2017’s Peak Load Hours

Total Grid Consumption

Wed., July 19th from 5-6pm

145,331 MW

Thurs., July 20th from 4-5pm

145,097 MW

Fri., July 21st from 4-5pm

142,003 MW

Mon., June 12th from 5-6pm

140,660 MW

Tues., June 13th from 4-5pm

138,365 MW

Historically, PJM’s peak hours have always occurred during hottest summer days: the elevated air-conditioning load sets the peak. And as you can see, the peak hours usually occur in the afternoons, from 2-6pm: this is the time when families come home, turn their A/C on full blast, and supplement the normal C&I load with additional residential consumption. Finally, by rule, each of PJM’s 5CPs comes on a separate day and must occur between June and September. A winter peak will not contribute to a PLC under the current tariff.

To see how an end-user is affected, let’s use a hypothetical example of a 50,000 square-foot office building in in northern New Jersey, 100 Main Street. Its hypothetical Peak Load Contribution is as follows:

2017’s Peak Load Hours

Total Grid Consumption

100 Main Street’s Load at this hour

Wed., July 19th from 5-6pm

145,331 MW

237 kW

Thurs., July 20th from 4-5pm

145,097 MW

276 kW

Fri., July 21st from 4-5pm

142,003 MW

269 kW

Mon., June 12th from 5-6pm

140,660 MW

230 kW

Tues., June 13th from 4-5pm

138,365 MW

262 kW

 

100 Main Street’s PLC:

254.8 kW

Source: https://www.pjm.com/-/media/planning/res-adeq/load-forecast/summer-2017-pjm-5cps-and-w-n-zonal-peaks.ashx?la=en

Once a customer’s Peak Load Contribution is set, that charge will begin to show up on its electric bill every month beginning the next June; Capacity charges are offset by a year. Additionally, these Capacity costs are ratcheted. Unlike utility demand charges, which usually reset every month, PJM’s demand charges stay at the same level all year round – even during the winter, when many customer’s loads are much lower.
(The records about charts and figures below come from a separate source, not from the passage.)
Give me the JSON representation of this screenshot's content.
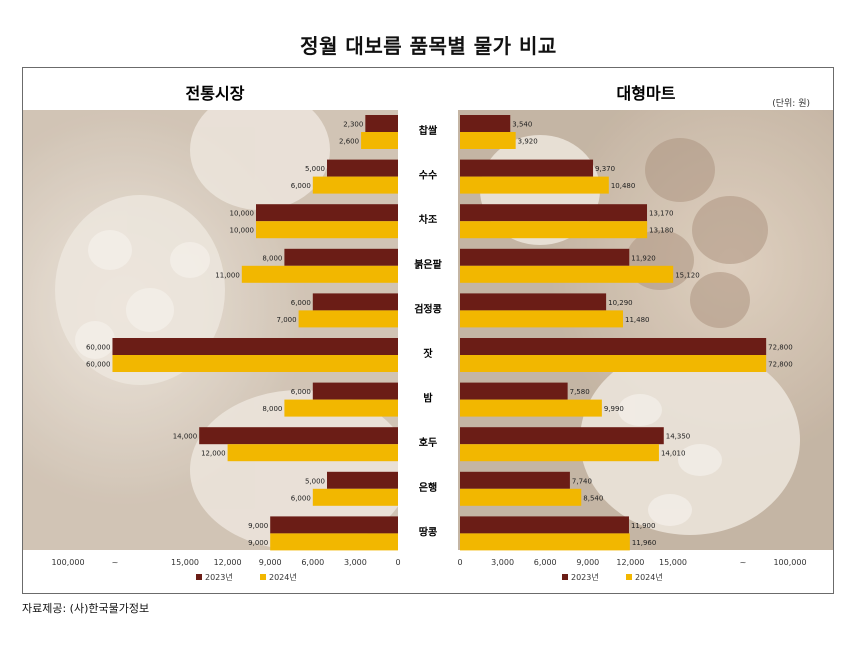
{
  "title": "정월 대보름 품목별 물가 비교",
  "unit": "(단위: 원)",
  "source": "자료제공: (사)한국물가정보",
  "colors": {
    "y2023": "#6b1d16",
    "y2024": "#f2b700",
    "photo_light": "#efe7dc",
    "photo_dark": "#b5a28c"
  },
  "chart_data": {
    "type": "bar",
    "categories": [
      "찹쌀",
      "수수",
      "차조",
      "붉은팥",
      "검정콩",
      "잣",
      "밤",
      "호두",
      "은행",
      "땅콩"
    ],
    "series_names": [
      "2023년",
      "2024년"
    ],
    "panels": [
      {
        "name": "전통시장",
        "direction": "left",
        "series": [
          {
            "name": "2023년",
            "values": [
              2300,
              5000,
              10000,
              8000,
              6000,
              60000,
              6000,
              14000,
              5000,
              9000
            ],
            "labels": [
              "2,300",
              "5,000",
              "10,000",
              "8,000",
              "6,000",
              "60,000",
              "6,000",
              "14,000",
              "5,000",
              "9,000"
            ]
          },
          {
            "name": "2024년",
            "values": [
              2600,
              6000,
              10000,
              11000,
              7000,
              60000,
              8000,
              12000,
              6000,
              9000
            ],
            "labels": [
              "2,600",
              "6,000",
              "10,000",
              "11,000",
              "7,000",
              "60,000",
              "8,000",
              "12,000",
              "6,000",
              "9,000"
            ]
          }
        ],
        "ticks": [
          "0",
          "3,000",
          "6,000",
          "9,000",
          "12,000",
          "15,000",
          "~",
          "100,000"
        ]
      },
      {
        "name": "대형마트",
        "direction": "right",
        "series": [
          {
            "name": "2023년",
            "values": [
              3540,
              9370,
              13170,
              11920,
              10290,
              72800,
              7580,
              14350,
              7740,
              11900
            ],
            "labels": [
              "3,540",
              "9,370",
              "13,170",
              "11,920",
              "10,290",
              "72,800",
              "7,580",
              "14,350",
              "7,740",
              "11,900"
            ]
          },
          {
            "name": "2024년",
            "values": [
              3920,
              10480,
              13180,
              15120,
              11480,
              72800,
              9990,
              14010,
              8540,
              11960
            ],
            "labels": [
              "3,920",
              "10,480",
              "13,180",
              "15,120",
              "11,480",
              "72,800",
              "9,990",
              "14,010",
              "8,540",
              "11,960"
            ]
          }
        ],
        "ticks": [
          "0",
          "3,000",
          "6,000",
          "9,000",
          "12,000",
          "15,000",
          "~",
          "100,000"
        ]
      }
    ],
    "axis": {
      "xlim": [
        0,
        100000
      ],
      "break_after": 15000
    },
    "legend": "bottom"
  }
}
PJM’s Network Transmission (NITS) charges can be assessed in a similar manner. These NITS charges, which pay for transmission operation, maintenance, and upgrades across the PJM territory, are based on the customer’s kW during the single highest peak load in a customer’s zone. (Most zones correspond to utility boundaries.) The charges vary greatly from zone-to-zone: each zone has their own rules for how they calculate the NITS contribution and the overlap between RTO and zonal CPs depends greatly on the zone.  Winter peaking areas (typically rural parts of PA or OH) will have less overlap between their zonal CP and the PJM CPs.  In PECO zone, which comprises Philadelphia, the Network Transmission cost is $1.75 per kW each month; in PSE&G, the Network Transmission cost is $10.08 per kW, each month. PSE&G customers tend to pay the highest prices in the PJM network, year after year.

While Network Transmission peaks can occur during any month of the year, they have tended to occur at roughly the same time of the year as capacity peaks:

“If these PJM demand charges are so costly, why don’t I know about them?”

This is a common question by facilities managers – and for good reason. In deregulated energy markets, which comprise almost all of the PJM territory, the PJM Capacity and Network Transmission charges are very often “blended” in to the customer’s 3rd party electricity supply bill – meaning that most customers have no idea whatsoever that they exist.

This is not an insurmountable problem. When customers are re-negotiating your supply contract, they can insist that suppliers itemize each component of the customer’s costs on a line-by-line basis, so that customers can home in on those PJM demand charges, and reduce them.

Many large end-users, such as manufacturing plants and university campuses, do just this: they monitor their PJM peak hours very closely because they understand how much those five peak hours cost. Additionally, many customers look to energy-efficient and load shifting technologies to reduce their PJM Capacity and Network Transmission obligations: such technologies include high-efficiency cooling systems, LED lighting, thermal energy storage, batteries, peak load management and demand response services. There’s no reason that every customer can’t be this savvy.